I draw your attention to a few specifics.

1. Every member of the family performed the unusual act noted in item 1, with the sole exception of daughter E, who said she wouldn’t even touch me until I had been washed. Twice.

2. My hat was permanently damaged by item 4. You will also be receiving a bill for that.

3. After item 7, I never want to see that part of the human anatomy from that distance again, especially son J.

4. My plastic nose left a permanent mark in the living room wall (item 9).

5. I still smell of melted chocolate, which is not so bad, actually.

6. The object inserted into my torso in item 21 is still there.
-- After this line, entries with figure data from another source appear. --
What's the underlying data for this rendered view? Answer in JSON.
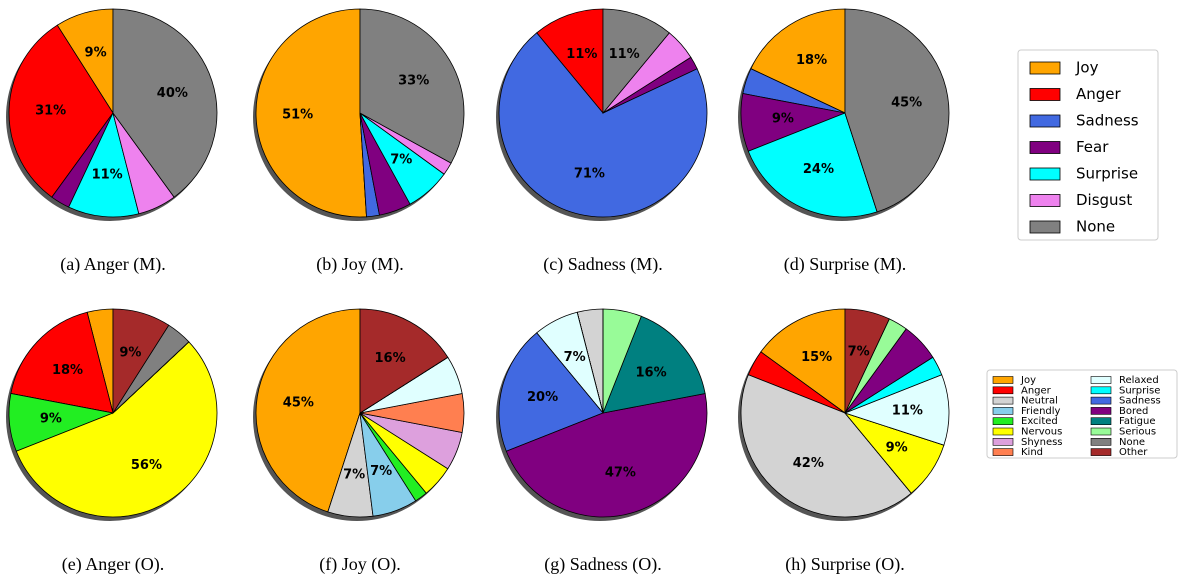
{
  "chart_data": [
    {
      "type": "pie",
      "caption": "(a) Anger (M).",
      "categories": [
        "Joy",
        "Anger",
        "Sadness",
        "Fear",
        "Surprise",
        "Disgust",
        "None"
      ],
      "colors": [
        "#ffa500",
        "#ff0000",
        "#4169e1",
        "#800080",
        "#00ffff",
        "#ee82ee",
        "#808080"
      ],
      "values": [
        9,
        31,
        0,
        3,
        11,
        6,
        40
      ],
      "value_labels": [
        "9%",
        "31%",
        null,
        null,
        "11%",
        null,
        "40%"
      ]
    },
    {
      "type": "pie",
      "caption": "(b) Joy (M).",
      "categories": [
        "Joy",
        "Anger",
        "Sadness",
        "Fear",
        "Surprise",
        "Disgust",
        "None"
      ],
      "colors": [
        "#ffa500",
        "#ff0000",
        "#4169e1",
        "#800080",
        "#00ffff",
        "#ee82ee",
        "#808080"
      ],
      "values": [
        51,
        0,
        2,
        5,
        7,
        2,
        33
      ],
      "value_labels": [
        "51%",
        null,
        null,
        null,
        "7%",
        null,
        "33%"
      ]
    },
    {
      "type": "pie",
      "caption": "(c) Sadness (M).",
      "categories": [
        "Joy",
        "Anger",
        "Sadness",
        "Fear",
        "Surprise",
        "Disgust",
        "None"
      ],
      "colors": [
        "#ffa500",
        "#ff0000",
        "#4169e1",
        "#800080",
        "#00ffff",
        "#ee82ee",
        "#808080"
      ],
      "values": [
        0,
        11,
        71,
        2,
        0,
        5,
        11
      ],
      "value_labels": [
        null,
        "11%",
        "71%",
        null,
        null,
        null,
        "11%"
      ]
    },
    {
      "type": "pie",
      "caption": "(d) Surprise (M).",
      "categories": [
        "Joy",
        "Anger",
        "Sadness",
        "Fear",
        "Surprise",
        "Disgust",
        "None"
      ],
      "colors": [
        "#ffa500",
        "#ff0000",
        "#4169e1",
        "#800080",
        "#00ffff",
        "#ee82ee",
        "#808080"
      ],
      "values": [
        18,
        0,
        4,
        9,
        24,
        0,
        45
      ],
      "value_labels": [
        "18%",
        null,
        null,
        "9%",
        "24%",
        null,
        "45%"
      ]
    },
    {
      "type": "pie",
      "caption": "(e) Anger (O).",
      "categories": [
        "Joy",
        "Anger",
        "Neutral",
        "Friendly",
        "Excited",
        "Nervous",
        "Shyness",
        "Kind",
        "Relaxed",
        "Surprise",
        "Sadness",
        "Bored",
        "Fatigue",
        "Serious",
        "None",
        "Other"
      ],
      "colors": [
        "#ffa500",
        "#ff0000",
        "#d3d3d3",
        "#87ceeb",
        "#22ee22",
        "#ffff00",
        "#dda0dd",
        "#ff7f50",
        "#e0ffff",
        "#00ffff",
        "#4169e1",
        "#800080",
        "#008080",
        "#98fb98",
        "#808080",
        "#a52a2a"
      ],
      "values": [
        4,
        18,
        0,
        0,
        9,
        56,
        0,
        0,
        0,
        0,
        0,
        0,
        0,
        0,
        4,
        9
      ],
      "value_labels": [
        null,
        "18%",
        null,
        null,
        "9%",
        "56%",
        null,
        null,
        null,
        null,
        null,
        null,
        null,
        null,
        null,
        "9%"
      ]
    },
    {
      "type": "pie",
      "caption": "(f) Joy (O).",
      "categories": [
        "Joy",
        "Anger",
        "Neutral",
        "Friendly",
        "Excited",
        "Nervous",
        "Shyness",
        "Kind",
        "Relaxed",
        "Surprise",
        "Sadness",
        "Bored",
        "Fatigue",
        "Serious",
        "None",
        "Other"
      ],
      "colors": [
        "#ffa500",
        "#ff0000",
        "#d3d3d3",
        "#87ceeb",
        "#22ee22",
        "#ffff00",
        "#dda0dd",
        "#ff7f50",
        "#e0ffff",
        "#00ffff",
        "#4169e1",
        "#800080",
        "#008080",
        "#98fb98",
        "#808080",
        "#a52a2a"
      ],
      "values": [
        45,
        0,
        7,
        7,
        2,
        5,
        6,
        6,
        6,
        0,
        0,
        0,
        0,
        0,
        0,
        16
      ],
      "value_labels": [
        "45%",
        null,
        "7%",
        "7%",
        null,
        null,
        null,
        null,
        null,
        null,
        null,
        null,
        null,
        null,
        null,
        "16%"
      ]
    },
    {
      "type": "pie",
      "caption": "(g) Sadness (O).",
      "categories": [
        "Joy",
        "Anger",
        "Neutral",
        "Friendly",
        "Excited",
        "Nervous",
        "Shyness",
        "Kind",
        "Relaxed",
        "Surprise",
        "Sadness",
        "Bored",
        "Fatigue",
        "Serious",
        "None",
        "Other"
      ],
      "colors": [
        "#ffa500",
        "#ff0000",
        "#d3d3d3",
        "#87ceeb",
        "#22ee22",
        "#ffff00",
        "#dda0dd",
        "#ff7f50",
        "#e0ffff",
        "#00ffff",
        "#4169e1",
        "#800080",
        "#008080",
        "#98fb98",
        "#808080",
        "#a52a2a"
      ],
      "values": [
        0,
        0,
        4,
        0,
        0,
        0,
        0,
        0,
        7,
        0,
        20,
        47,
        16,
        6,
        0,
        0
      ],
      "value_labels": [
        null,
        null,
        null,
        null,
        null,
        null,
        null,
        null,
        "7%",
        null,
        "20%",
        "47%",
        "16%",
        null,
        null,
        null
      ]
    },
    {
      "type": "pie",
      "caption": "(h) Surprise (O).",
      "categories": [
        "Joy",
        "Anger",
        "Neutral",
        "Friendly",
        "Excited",
        "Nervous",
        "Shyness",
        "Kind",
        "Relaxed",
        "Surprise",
        "Sadness",
        "Bored",
        "Fatigue",
        "Serious",
        "None",
        "Other"
      ],
      "colors": [
        "#ffa500",
        "#ff0000",
        "#d3d3d3",
        "#87ceeb",
        "#22ee22",
        "#ffff00",
        "#dda0dd",
        "#ff7f50",
        "#e0ffff",
        "#00ffff",
        "#4169e1",
        "#800080",
        "#008080",
        "#98fb98",
        "#808080",
        "#a52a2a"
      ],
      "values": [
        15,
        4,
        42,
        0,
        0,
        9,
        0,
        0,
        11,
        3,
        0,
        6,
        0,
        3,
        0,
        7
      ],
      "value_labels": [
        "15%",
        null,
        "42%",
        null,
        null,
        "9%",
        null,
        null,
        "11%",
        null,
        null,
        null,
        null,
        null,
        null,
        "7%"
      ]
    }
  ]
}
Considering how painful it was to put in, I may simply leave it there. On the other hand, I dread what will happen when the batteries need to be changed.

7. I was only buried in the back yard for half a day.

8. After item 27, I am not certain why daughter E was so picky about my being washed.

9. It does indeed hurt to have all your stuffing removed and your head squished (see items 21, 29 and 43), and being dried in a warm oven is uncomfortable to say the least.

In summary you should find this report interesting reading, but I doubt you will find more than the most superficial items printable. I still expect partial payment for my week of service, as you hired me without agreement that the material found would or could be printed (see clause 17.03.2(a) of our contract). I can be reached care of daughter E.